Strategy and Tactics Must Go Hand in Hand

Going back to the quote I started this post with, Sun Tzu not only describes the difference between strategy and tactics, but also underlines their interdependence.

Simply put, strategy minus tactics is just big thoughts and no action. Tactics without strategy is plain chaos, a disaster waiting to happen.

Therefore, if you want your organization to achieve goals, then you have to make sure your strategy and tactics work in absolute tandem.

Besides tying everything nicely and giving your business a clear course of action, a well chalked-out strategy also —

  • Helps identify the key areas for business growth
  • Boosts business performance
  • Improves employee performance as they know exactly what they need to do
  • Contributes toward a better understanding of customers
  • Helps eliminate factors that aren’t pushing the business toward long-term objectives
  • Prevents waste of time and money on tactics that will never yield results

Done right, putting strategy at the core of your key management processes and systems can truly be a game-changer for your business.

How to Do It Right?

David P. Norton and Robert S. Kaplan in their widely-acclaimed book, The Strategy-Focused Organization: How Balanced Scorecard Companies Thrive in the New Business Environment, have laid out five key principles needed to build a strategy-focused organization.

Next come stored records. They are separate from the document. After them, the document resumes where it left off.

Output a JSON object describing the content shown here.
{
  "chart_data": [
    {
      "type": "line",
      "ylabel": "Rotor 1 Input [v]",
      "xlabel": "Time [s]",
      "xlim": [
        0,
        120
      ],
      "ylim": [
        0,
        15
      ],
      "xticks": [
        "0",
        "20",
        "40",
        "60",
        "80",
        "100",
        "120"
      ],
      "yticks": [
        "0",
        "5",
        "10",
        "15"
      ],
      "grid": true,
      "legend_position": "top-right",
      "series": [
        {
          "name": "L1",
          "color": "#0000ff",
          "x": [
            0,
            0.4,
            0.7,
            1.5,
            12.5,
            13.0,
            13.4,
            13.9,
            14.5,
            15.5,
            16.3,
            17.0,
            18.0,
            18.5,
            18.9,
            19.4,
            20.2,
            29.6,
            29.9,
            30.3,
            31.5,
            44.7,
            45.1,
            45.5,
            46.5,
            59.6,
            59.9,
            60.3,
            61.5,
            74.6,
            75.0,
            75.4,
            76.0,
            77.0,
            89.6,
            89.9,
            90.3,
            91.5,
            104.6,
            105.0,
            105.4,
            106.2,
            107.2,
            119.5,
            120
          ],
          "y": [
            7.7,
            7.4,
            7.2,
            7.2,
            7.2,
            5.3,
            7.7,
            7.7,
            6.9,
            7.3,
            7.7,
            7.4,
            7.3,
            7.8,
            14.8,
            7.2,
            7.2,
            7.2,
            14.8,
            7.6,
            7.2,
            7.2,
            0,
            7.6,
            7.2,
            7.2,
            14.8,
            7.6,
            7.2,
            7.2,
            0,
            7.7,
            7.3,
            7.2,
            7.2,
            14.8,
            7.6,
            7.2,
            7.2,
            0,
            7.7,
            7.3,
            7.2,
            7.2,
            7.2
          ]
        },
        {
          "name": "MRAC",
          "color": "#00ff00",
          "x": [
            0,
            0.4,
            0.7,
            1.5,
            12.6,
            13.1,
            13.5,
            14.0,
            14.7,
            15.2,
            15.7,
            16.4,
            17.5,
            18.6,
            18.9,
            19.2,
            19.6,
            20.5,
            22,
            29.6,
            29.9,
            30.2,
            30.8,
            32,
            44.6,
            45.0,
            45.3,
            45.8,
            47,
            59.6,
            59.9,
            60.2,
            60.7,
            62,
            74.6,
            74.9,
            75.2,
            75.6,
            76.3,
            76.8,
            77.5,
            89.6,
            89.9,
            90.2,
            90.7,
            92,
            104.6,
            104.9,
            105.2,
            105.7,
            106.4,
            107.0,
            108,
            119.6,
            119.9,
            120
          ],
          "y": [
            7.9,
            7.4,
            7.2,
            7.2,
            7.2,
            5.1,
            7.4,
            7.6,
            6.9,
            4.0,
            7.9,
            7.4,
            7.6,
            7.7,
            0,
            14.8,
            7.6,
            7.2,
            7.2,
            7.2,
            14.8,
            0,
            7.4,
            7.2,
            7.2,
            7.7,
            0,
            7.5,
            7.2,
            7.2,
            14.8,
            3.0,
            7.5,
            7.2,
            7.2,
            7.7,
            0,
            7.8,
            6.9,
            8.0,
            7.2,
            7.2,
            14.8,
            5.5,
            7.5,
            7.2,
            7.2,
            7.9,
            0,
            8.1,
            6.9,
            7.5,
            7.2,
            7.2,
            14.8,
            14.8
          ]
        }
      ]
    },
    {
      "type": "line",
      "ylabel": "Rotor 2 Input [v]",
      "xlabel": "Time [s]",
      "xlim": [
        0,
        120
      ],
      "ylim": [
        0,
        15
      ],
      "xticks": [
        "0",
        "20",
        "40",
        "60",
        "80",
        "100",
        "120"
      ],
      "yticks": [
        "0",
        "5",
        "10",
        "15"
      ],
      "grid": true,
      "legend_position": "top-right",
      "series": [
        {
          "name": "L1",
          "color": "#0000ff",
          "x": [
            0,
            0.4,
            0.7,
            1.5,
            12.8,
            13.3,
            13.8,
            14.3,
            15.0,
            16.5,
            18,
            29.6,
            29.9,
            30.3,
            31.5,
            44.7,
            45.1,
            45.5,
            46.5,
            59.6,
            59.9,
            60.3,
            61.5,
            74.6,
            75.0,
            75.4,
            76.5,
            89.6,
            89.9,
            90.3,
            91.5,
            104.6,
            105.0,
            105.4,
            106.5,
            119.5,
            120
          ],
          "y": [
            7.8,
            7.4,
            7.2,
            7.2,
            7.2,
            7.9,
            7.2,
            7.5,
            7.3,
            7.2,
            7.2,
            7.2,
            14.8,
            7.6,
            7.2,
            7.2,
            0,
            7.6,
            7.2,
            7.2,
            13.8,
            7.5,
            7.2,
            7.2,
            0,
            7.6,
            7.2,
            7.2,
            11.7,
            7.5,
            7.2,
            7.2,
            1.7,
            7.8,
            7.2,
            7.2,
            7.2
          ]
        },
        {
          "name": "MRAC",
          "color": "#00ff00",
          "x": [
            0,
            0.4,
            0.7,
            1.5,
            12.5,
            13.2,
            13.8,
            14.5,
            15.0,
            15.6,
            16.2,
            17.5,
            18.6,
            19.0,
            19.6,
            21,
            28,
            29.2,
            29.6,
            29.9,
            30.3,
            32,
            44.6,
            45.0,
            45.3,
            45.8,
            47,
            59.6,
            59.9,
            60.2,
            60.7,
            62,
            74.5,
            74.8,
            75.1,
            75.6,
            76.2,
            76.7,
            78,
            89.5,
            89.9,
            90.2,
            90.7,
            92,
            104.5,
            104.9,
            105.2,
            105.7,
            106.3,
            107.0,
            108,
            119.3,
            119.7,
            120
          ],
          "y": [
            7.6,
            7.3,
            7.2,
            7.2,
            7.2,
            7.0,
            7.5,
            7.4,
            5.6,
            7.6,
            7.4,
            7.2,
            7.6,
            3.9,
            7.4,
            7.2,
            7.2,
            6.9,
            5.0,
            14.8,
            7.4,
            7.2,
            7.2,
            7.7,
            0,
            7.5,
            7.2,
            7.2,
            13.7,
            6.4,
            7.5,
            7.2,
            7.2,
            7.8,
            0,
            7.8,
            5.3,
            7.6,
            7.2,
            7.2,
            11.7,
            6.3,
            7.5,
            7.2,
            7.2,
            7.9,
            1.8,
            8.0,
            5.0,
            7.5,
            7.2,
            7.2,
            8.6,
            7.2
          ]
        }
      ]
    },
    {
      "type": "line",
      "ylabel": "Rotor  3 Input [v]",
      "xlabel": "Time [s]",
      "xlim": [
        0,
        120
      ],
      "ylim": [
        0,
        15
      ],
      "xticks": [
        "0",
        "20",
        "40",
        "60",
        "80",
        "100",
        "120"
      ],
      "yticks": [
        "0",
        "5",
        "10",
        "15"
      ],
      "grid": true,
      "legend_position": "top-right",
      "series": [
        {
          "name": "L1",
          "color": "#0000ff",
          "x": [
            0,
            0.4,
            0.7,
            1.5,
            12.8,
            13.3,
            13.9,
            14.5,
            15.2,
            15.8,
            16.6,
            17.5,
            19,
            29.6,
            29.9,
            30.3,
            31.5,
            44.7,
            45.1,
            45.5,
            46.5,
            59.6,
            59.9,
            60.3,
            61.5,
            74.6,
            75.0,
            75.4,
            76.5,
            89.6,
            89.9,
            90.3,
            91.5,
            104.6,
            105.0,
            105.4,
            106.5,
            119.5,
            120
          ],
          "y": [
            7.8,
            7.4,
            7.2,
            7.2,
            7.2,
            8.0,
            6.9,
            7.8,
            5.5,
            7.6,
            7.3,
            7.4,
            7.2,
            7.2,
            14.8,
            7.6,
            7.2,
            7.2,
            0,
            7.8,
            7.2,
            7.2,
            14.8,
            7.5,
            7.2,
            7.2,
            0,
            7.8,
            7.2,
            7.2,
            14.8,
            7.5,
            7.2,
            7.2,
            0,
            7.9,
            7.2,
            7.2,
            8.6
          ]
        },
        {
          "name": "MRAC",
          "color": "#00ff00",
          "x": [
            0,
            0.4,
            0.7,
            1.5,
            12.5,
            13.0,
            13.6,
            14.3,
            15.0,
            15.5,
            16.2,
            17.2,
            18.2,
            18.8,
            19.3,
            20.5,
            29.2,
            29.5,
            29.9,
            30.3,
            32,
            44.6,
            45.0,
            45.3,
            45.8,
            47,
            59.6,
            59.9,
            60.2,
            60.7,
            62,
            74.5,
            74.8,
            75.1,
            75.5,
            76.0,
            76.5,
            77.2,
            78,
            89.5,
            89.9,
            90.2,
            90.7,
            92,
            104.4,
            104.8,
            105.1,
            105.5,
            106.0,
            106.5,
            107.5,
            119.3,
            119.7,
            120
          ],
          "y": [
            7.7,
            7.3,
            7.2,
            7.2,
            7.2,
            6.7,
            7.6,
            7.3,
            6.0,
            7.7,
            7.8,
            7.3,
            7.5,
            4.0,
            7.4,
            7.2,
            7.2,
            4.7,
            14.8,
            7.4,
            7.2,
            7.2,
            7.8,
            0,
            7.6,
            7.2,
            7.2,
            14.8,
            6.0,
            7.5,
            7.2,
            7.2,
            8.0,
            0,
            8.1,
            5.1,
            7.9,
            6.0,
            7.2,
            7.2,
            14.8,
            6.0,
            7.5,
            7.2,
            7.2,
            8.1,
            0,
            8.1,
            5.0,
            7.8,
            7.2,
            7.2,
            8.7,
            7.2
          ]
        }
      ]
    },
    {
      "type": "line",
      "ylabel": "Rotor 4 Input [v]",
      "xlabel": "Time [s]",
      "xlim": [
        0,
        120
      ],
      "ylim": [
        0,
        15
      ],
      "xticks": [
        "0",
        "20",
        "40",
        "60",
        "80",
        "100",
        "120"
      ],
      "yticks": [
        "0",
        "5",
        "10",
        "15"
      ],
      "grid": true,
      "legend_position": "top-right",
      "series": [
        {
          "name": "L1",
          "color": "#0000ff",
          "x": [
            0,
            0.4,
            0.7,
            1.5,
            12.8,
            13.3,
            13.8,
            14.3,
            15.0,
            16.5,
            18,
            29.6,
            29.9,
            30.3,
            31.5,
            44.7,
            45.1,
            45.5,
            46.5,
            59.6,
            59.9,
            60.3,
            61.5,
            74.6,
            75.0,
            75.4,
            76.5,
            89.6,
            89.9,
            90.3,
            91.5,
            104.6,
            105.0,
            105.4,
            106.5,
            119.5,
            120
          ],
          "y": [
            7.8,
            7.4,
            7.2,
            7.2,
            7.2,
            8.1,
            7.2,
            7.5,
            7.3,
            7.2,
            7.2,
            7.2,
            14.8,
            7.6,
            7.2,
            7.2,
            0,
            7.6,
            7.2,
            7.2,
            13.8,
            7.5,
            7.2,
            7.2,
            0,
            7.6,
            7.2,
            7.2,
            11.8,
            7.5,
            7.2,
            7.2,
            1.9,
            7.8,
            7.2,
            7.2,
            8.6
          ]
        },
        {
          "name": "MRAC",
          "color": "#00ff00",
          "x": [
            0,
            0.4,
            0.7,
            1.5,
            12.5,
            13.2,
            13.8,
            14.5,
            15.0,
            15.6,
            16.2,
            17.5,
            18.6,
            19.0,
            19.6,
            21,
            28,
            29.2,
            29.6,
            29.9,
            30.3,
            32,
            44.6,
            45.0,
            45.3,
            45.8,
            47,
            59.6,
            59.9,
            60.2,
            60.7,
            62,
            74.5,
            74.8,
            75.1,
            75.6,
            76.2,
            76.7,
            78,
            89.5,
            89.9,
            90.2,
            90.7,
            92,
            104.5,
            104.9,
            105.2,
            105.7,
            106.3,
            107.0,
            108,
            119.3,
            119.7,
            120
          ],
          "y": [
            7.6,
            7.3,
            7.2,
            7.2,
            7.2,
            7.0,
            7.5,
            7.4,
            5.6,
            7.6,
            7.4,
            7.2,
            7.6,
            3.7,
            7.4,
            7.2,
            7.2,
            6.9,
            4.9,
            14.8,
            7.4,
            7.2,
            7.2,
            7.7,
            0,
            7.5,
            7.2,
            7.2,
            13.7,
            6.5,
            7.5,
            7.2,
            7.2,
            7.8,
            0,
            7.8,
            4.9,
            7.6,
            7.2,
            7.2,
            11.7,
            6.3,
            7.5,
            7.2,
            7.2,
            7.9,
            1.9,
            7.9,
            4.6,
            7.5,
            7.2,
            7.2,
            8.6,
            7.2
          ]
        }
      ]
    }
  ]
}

  1. Translate the strategy into operational terms
  2. Align the organization to the strategy
  3. Make strategy everyone’s everyday job
  4. Make strategy a continual process
  5. Mobilize change through strong, effective leadership

Try this five-step process to bring strategy at the center of your organizational wheel. That way, you can be more in control of where you want your business to go and how you will get there.

Remember, a great strategy never depends on tactical brilliance for success. However, even the best tactics can’t make up for a lack of strategic thinking.

Lastly, here are six tell-tale signs that your business lacks a strategy and badly needs one:

  • Your target audience is ‘everyone’
  • Your social media channels show months or years of inactivity
  • You are analyzing customer data in silos, or not at all
  • Your business is running in the same exact way it started
  • You rarely come across exciting new business opportunities (or fail to recognize it when you see one)
  • You’re clueless about what your competitors are doing

So before you decide whether to put your money into Facebook or Twitter campaigns or how email marketing stacks up for your business or whether buying that shiny new automation tool will solve all your business problems, take a step back to put your strategy in the right place. You’d be surprised how that one step alone will weed out a lot of your business issues.